The way sports social media treats a woman recovering from illness is especially cruel. Before Emma Navarro’s first tour match was even over, fans began tallying pounds, keeping track of her appearance, and loudly speculating about what they saw from their couches. Reading it is uncomfortable. Furthermore, it completely misses the point.
Navarro, the 25-year-old American who climbed to World No. 8 in 2024 with what looked like effortless momentum, stepped away from the tour earlier this year for reasons that weren’t immediately public. She missed the WTA 500 in Charleston, her hometown, and the Miami Open. These are the kinds of competitions that a player in form doesn’t casually skip. It was a two-month absence. The void was filled by conjecture.
During ESPN’s coverage of Navarro’s Wimbledon match against Marta Kostyuk, commentator Chris McKendry verified the rumors that had been circulating in tennis circles: Navarro suffers from hypothyroidism. The thyroid gland small and butterfly shaped sitting at the base of the throat controls more metabolic processes than most people realize. When it underperforms as it does in hypothyroidism the effects accumulate slowly and then all at once. Fatigue, depression, Indeed, gaining weight the body slows down in ways that aren’t fully visible until they are.
The invisibility of hypothyroidism’s early stages makes it especially challenging for professional athletes to manage. The symptoms are not overtly noticeable. They appear as poor weeks, slow practices, and the feeling that recuperation is taking longer than it should. An underactive thyroid doesn’t just become a health problem on a tour as demanding as the WTA circuit constant travel, time zone shifts and the grind of back-to-back competitions.
It turns into a trap for performance. Navarro described the psychological and physical effects of constant competition and admitted that the tour schedule most likely made her condition worse. “It’s constant travel and a lot of stress on the body and the mind”, she said after her Roland Garros appearance in May.
Hypothyroidism is a lifelong condition, managed rather than cured. An endocrinologist monitors the majority of patients, and routine blood work is done to adjust medication dosages. The treatment works, but it requires patience, and the body doesn’t always cooperate on any timetable that suits a tennis calendar. Additionally, the condition can cause an underactive thyroid to swing toward hyperthyroidism over time or with inappropriate treatment, resulting in a completely different set of symptoms. Managing it properly is a long game.

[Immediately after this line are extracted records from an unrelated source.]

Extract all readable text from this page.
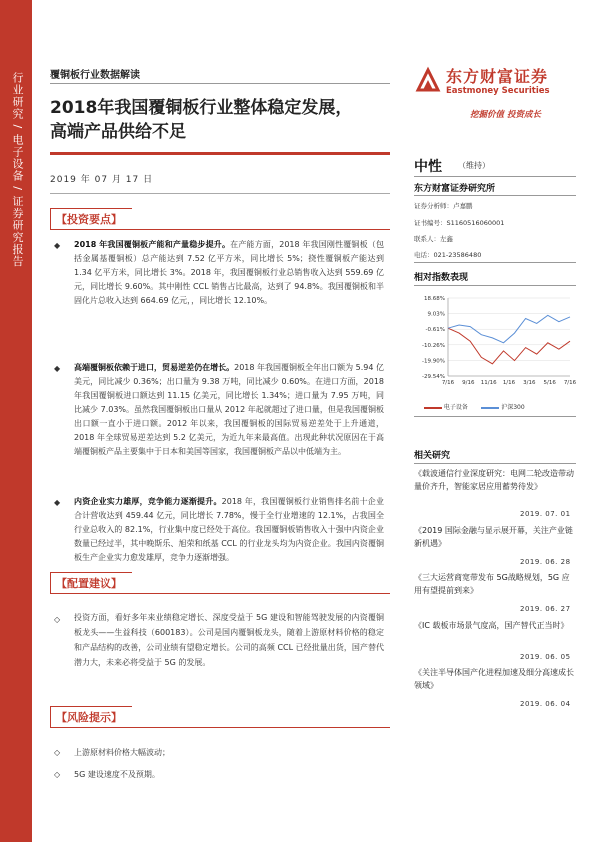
行业研究 / 电子设备 / 证券研究报告	覆铜板行业数据解读
2018年我国覆铜板行业整体稳定发展，
高端产品供给不足
2019 年 07 月 17 日
东方财富证券
Eastmoney Securities
挖掘价值 投资成长
中性 （维持）
东方财富证券研究所
证券分析师：卢嘉鹏
证书编号：S1160516060001
联系人：左鑫
电话：021-23586480
相对指数表现
18.68%
9.03%
-0.61%
-10.26%
-19.90%
-29.54%
7/16 9/16 11/16 1/16 3/16 5/16 7/16
电子设备	沪深300
相关研究
《载波通信行业深度研究：电网二轮改造带动量价齐升，智能家居应用蓄势待发》
2019. 07. 01
《2019 国际金融与显示展开幕，关注产业链新机遇》
2019. 06. 28
《三大运营商宽带发布 5G战略规划，5G 应用有望提前到来》
2019. 06. 27
《IC 载板市场景气度高，国产替代正当时》
2019. 06. 05
《关注半导体国产化进程加速及细分高速成长领域》
2019. 06. 04
【投资要点】
◆ 2018 年我国覆铜板产能和产量稳步提升。在产能方面，2018 年我国刚性覆铜板（包括金属基覆铜板）总产能达到 7.52 亿平方米，同比增长 5%；挠性覆铜板产能达到 1.34 亿平方米，同比增长 3%。2018 年，我国覆铜板行业总销售收入达到 559.69 亿元，同比增长 9.60%。其中刚性 CCL 销售占比最高，达到了 94.8%。我国覆铜板和半固化片总收入达到 664.69 亿元，，同比增长 12.10%。
◆ 高端覆铜板依赖于进口，贸易逆差仍在增长。2018 年我国覆铜板全年出口额为 5.94 亿美元，同比减少 0.36%；出口量为 9.38 万吨，同比减少 0.60%。在进口方面，2018 年我国覆铜板进口额达到 11.15 亿美元，同比增长 1.34%；进口量为 7.95 万吨，同比减少 7.03%。虽然我国覆铜板出口量从 2012 年起就超过了进口量，但是我国覆铜板出口额一直小于进口额。2012 年以来，我国覆铜板的国际贸易逆差处于上升通道，2018 年全球贸易逆差达到 5.2 亿美元，为近九年来最高值。出现此种状况原因在于高端覆铜板产品主要集中于日本和美国等国家，我国覆铜板产品以中低端为主。
◆ 内资企业实力雄厚，竞争能力逐渐提升。2018 年，我国覆铜板行业销售排名前十企业合计营收达到 459.44 亿元，同比增长 7.78%，慢于全行业增速的 12.1%，占我国全行业总收入的 82.1%，行业集中度已经处于高位。我国覆铜板销售收入十强中内资企业数量已经过半，其中晚斯乐、旭荣和纸基 CCL 的行业龙头均为内资企业。我国内资覆铜板生产企业实力愈发雄厚，竞争力逐渐增强。
【配置建议】
◇ 投资方面，看好多年来业绩稳定增长、深度受益于 5G 建设和智能驾驶发展的内资覆铜板龙头——生益科技（600183）。公司是国内覆铜板龙头，随着上游原材料价格的稳定和产品结构的改善，公司业绩有望稳定增长。公司的高频 CCL 已经批量出货，国产替代潜力大，未来必将受益于 5G 的发展。
【风险提示】
◇ 上游原材料价格大幅波动；
◇ 5G 建设速度不及预期。
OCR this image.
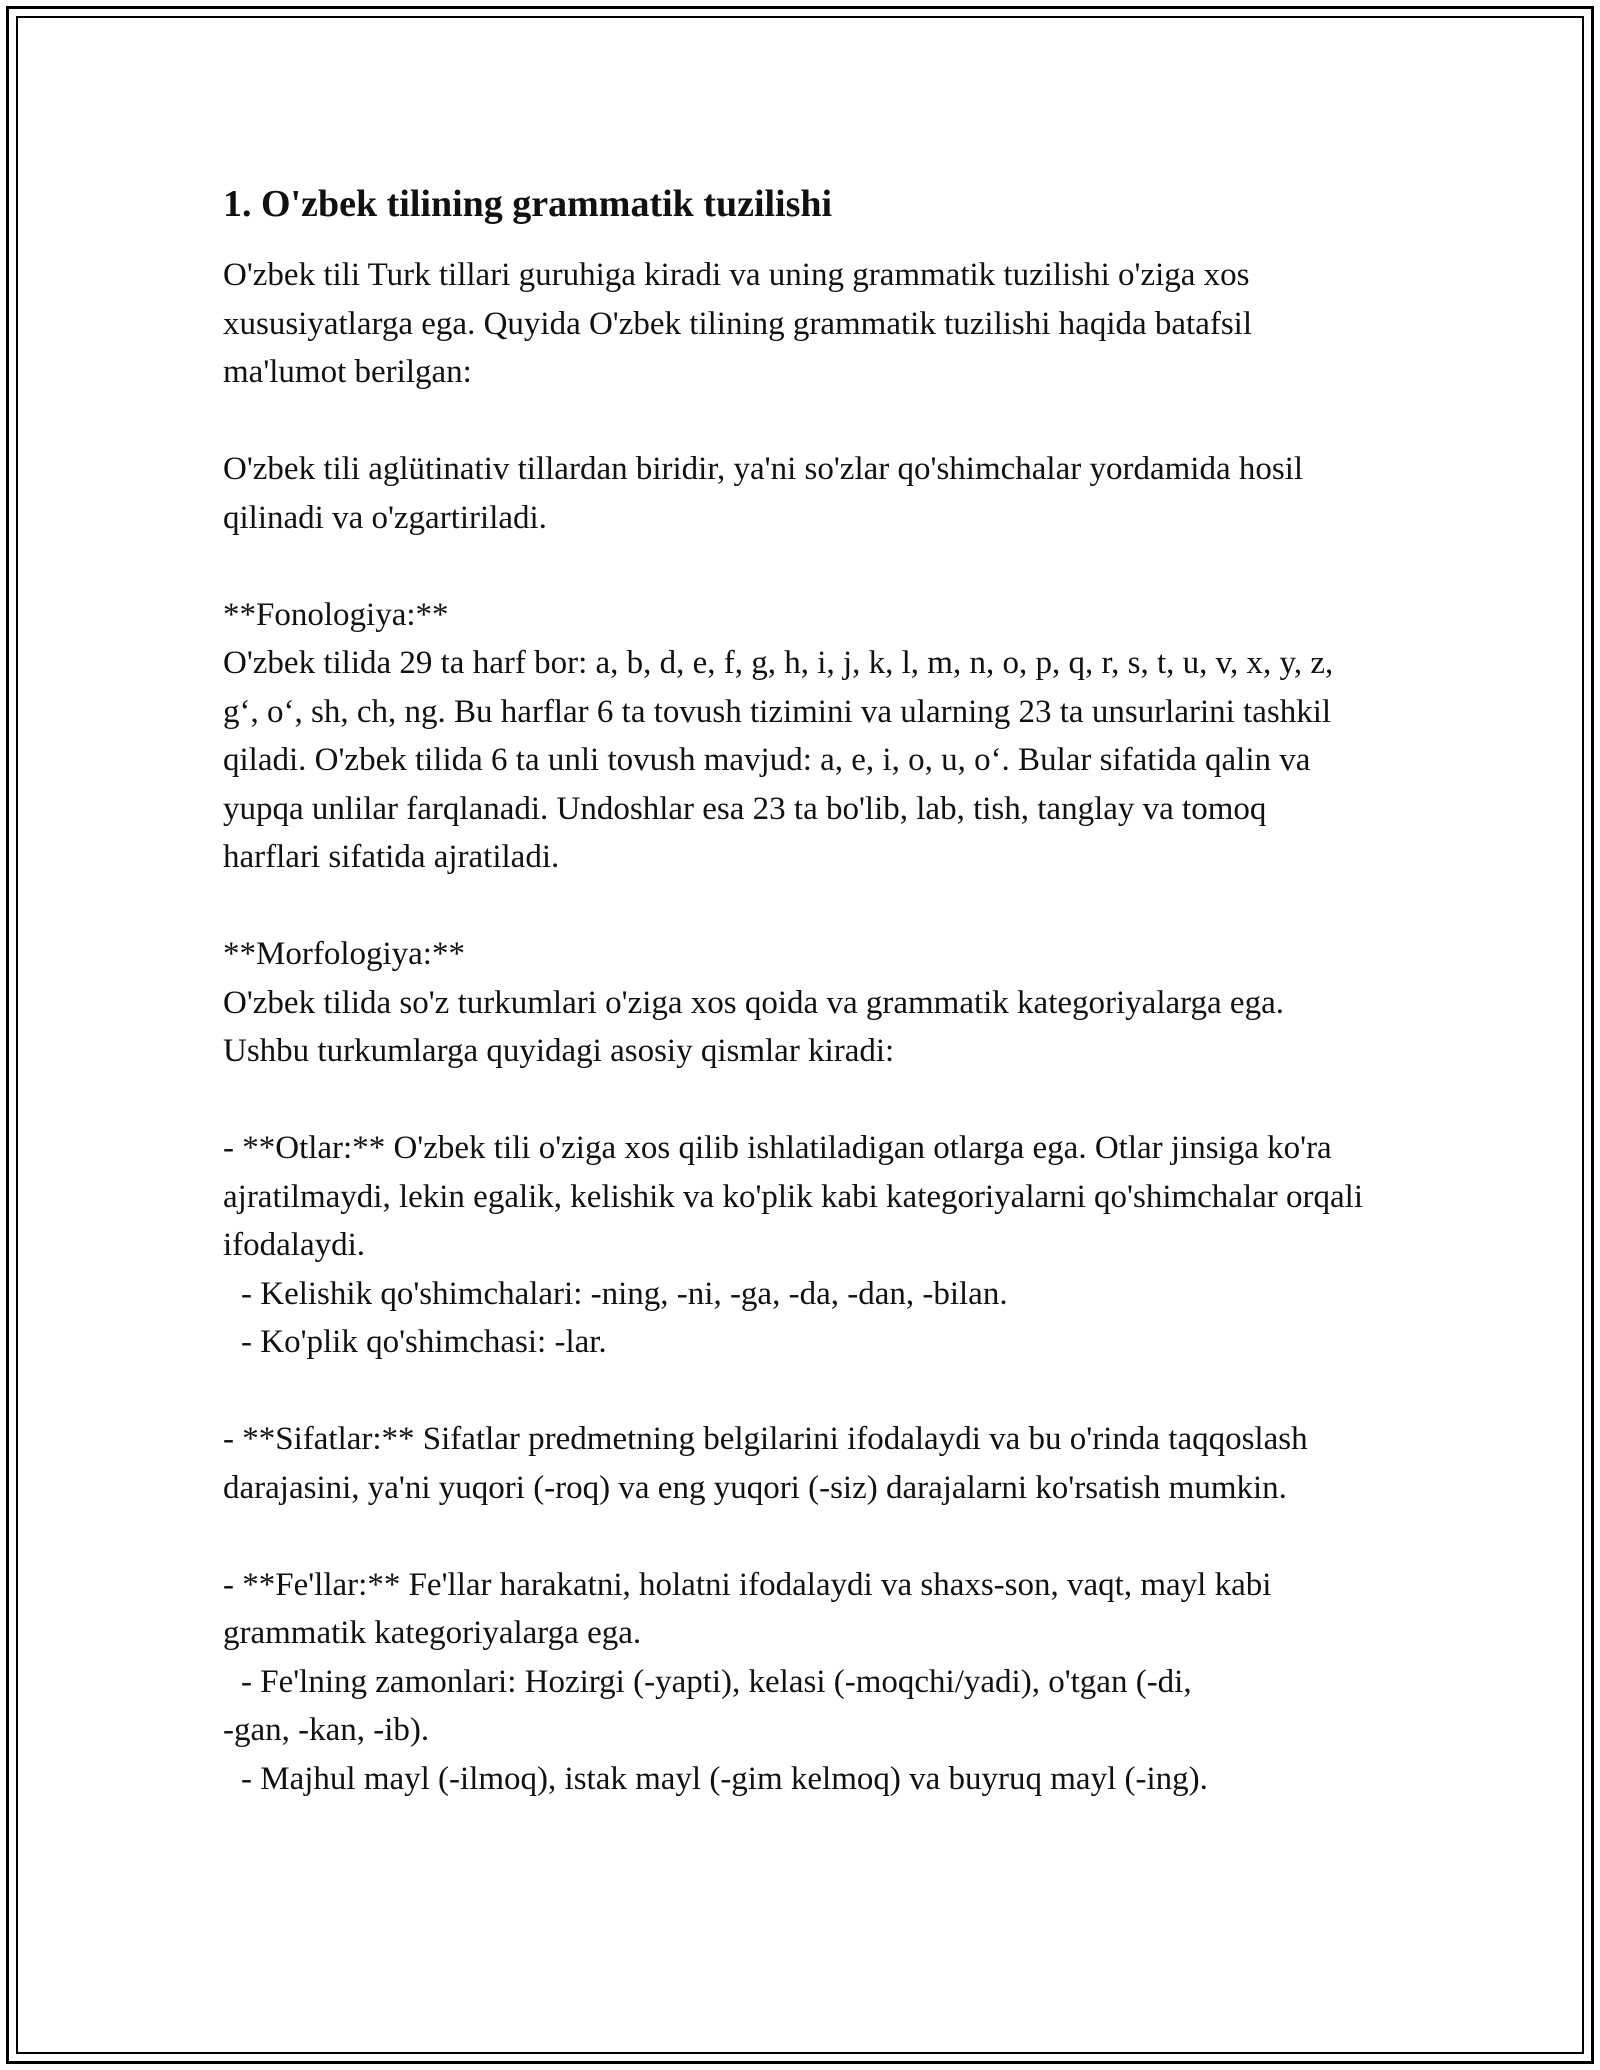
1. O'zbek tilining grammatik tuzilishi

O'zbek tili Turk tillari guruhiga kiradi va uning grammatik tuzilishi o'ziga xos xususiyatlarga ega. Quyida O'zbek tilining grammatik tuzilishi haqida batafsil ma'lumot berilgan:

O'zbek tili aglütinativ tillardan biridir, ya'ni so'zlar qo'shimchalar yordamida hosil qilinadi va o'zgartiriladi.

**Fonologiya:**

O'zbek tilida 29 ta harf bor: a, b, d, e, f, g, h, i, j, k, l, m, n, o, p, q, r, s, t, u, v, x, y, z, g‘, o‘, sh, ch, ng. Bu harflar 6 ta tovush tizimini va ularning 23 ta unsurlarini tashkil qiladi. O'zbek tilida 6 ta unli tovush mavjud: a, e, i, o, u, o‘. Bular sifatida qalin va yupqa unlilar farqlanadi. Undoshlar esa 23 ta bo'lib, lab, tish, tanglay va tomoq harflari sifatida ajratiladi.

**Morfologiya:**

O'zbek tilida so'z turkumlari o'ziga xos qoida va grammatik kategoriyalarga ega. Ushbu turkumlarga quyidagi asosiy qismlar kiradi:

- **Otlar:** O'zbek tili o'ziga xos qilib ishlatiladigan otlarga ega. Otlar jinsiga ko'ra ajratilmaydi, lekin egalik, kelishik va ko'plik kabi kategoriyalarni qo'shimchalar orqali ifodalaydi.

- Kelishik qo'shimchalari: -ning, -ni, -ga, -da, -dan, -bilan.

- Ko'plik qo'shimchasi: -lar.

- **Sifatlar:** Sifatlar predmetning belgilarini ifodalaydi va bu o'rinda taqqoslash darajasini, ya'ni yuqori (-roq) va eng yuqori (-siz) darajalarni ko'rsatish mumkin.

- **Fe'llar:** Fe'llar harakatni, holatni ifodalaydi va shaxs-son, vaqt, mayl kabi grammatik kategoriyalarga ega.

- Fe'lning zamonlari: Hozirgi (-yapti), kelasi (-moqchi/yadi), o'tgan (-di,

-gan, -kan, -ib).

- Majhul mayl (-ilmoq), istak mayl (-gim kelmoq) va buyruq mayl (-ing).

The weight gain that sparked online criticism is not a sign of neglect or conceit. It is a known, predictable result of a medical condition that disproportionately goes undiagnosed for years and affects millions of women globally. It serves as a reminder of how little the context of illness is taken into account when evaluating female athletes in public when watching fans analyze Navarro’s body during a Wimbledon broadcast, with some speculating that she needed to “train and diet to get back to the right weight to compete”.
Additionally, those remarks completely missed the fact that Navarro returned and prevailed. The WTA 500 in Strasbourg, where she claimed the biggest title of her career, arrived less than a month after her return. That’s not the story of someone struggling to find form. It’s the story of someone who made a difficult, necessary choice to step off the hamster wheel her words, essentially and came back stronger for it.
Nowadays, there is a generation of tennis players who went pro after attending college and adjusting to life outside of the tour. Navarro, a former NCAA champion from the University of Virginia, appears to have carried that viewpoint with her. There was more to the two months away than just recuperation. By her own account, they were an exercise in figuring out how to exist as a human being alongside a career that can easily swallow everything else whole. That seems worth more than a few extra pounds ever could be.